Auparavant, René Depestre se demandait dans une sous partie dédiée à la question de la sculpture africaine, après deux intervenants prenant partie, l’un (le poète afro-américain Ted Joans) pour la restitution de ce patrimoine à l’Afrique, l’autre (Pathé Diagne) pour laisser ce grand nombre d’œuvres dans les musées européens où elles sont exposées (dans des collections souvent constituées à partir d’acquisition pour le moins douteuses, de vols et de rapines) : « On parle beaucoup depuis le début de ce siècle de « l’art nègre » en général.
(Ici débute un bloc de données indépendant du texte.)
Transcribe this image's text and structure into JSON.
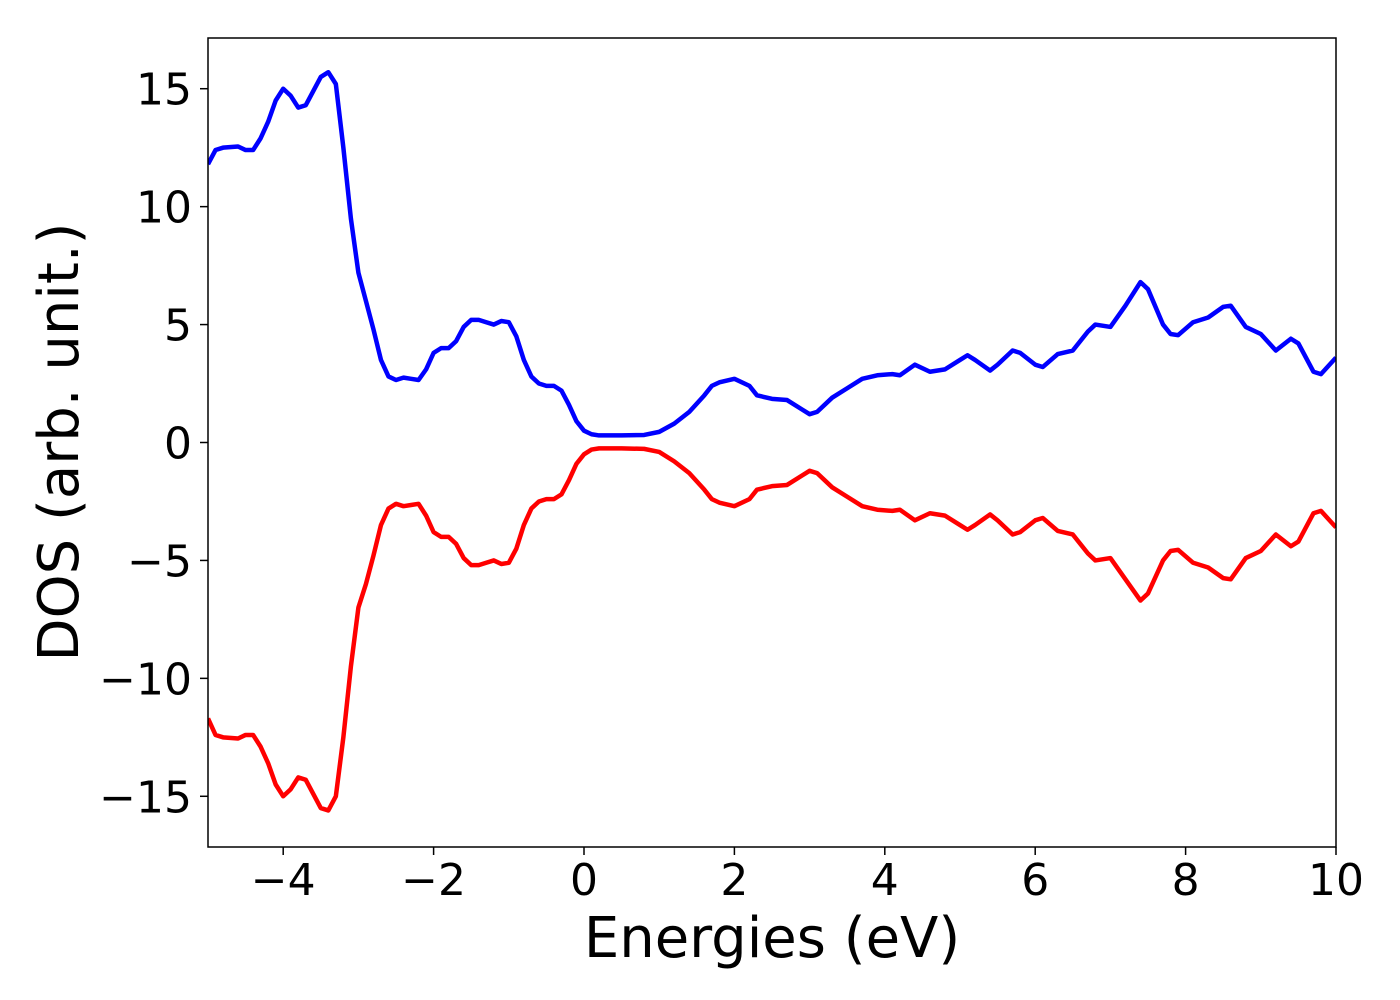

Mais finalement, il y a un certain mythe de « l’art nègre » aussi. On établira des styles, des écoles, des époques, des comparaisons. Peut-être que l’on renoncera à cette dénomination ethnique. On ne dit jamais « l’art blanc », n’est-ce pas ? »
Le film se termine par un rappel d’images de luttes anti-coloniales en Afrique, des militants Black Panthers montent sur scène avec Archie Shepp accompagné d’un orchestre touareg du sud algérien, la performance se déploie en forme de crescendo (rappel des révoltes dans les ghettos US, des images de luttes anti-coloniales en Afrique). Appel à la révolution africaine, après les prestations de la célèbre chanteuse sud-africaine Miriam Makeba (disparue en 2009) et d’une grande voix du gospel, Marion Williams.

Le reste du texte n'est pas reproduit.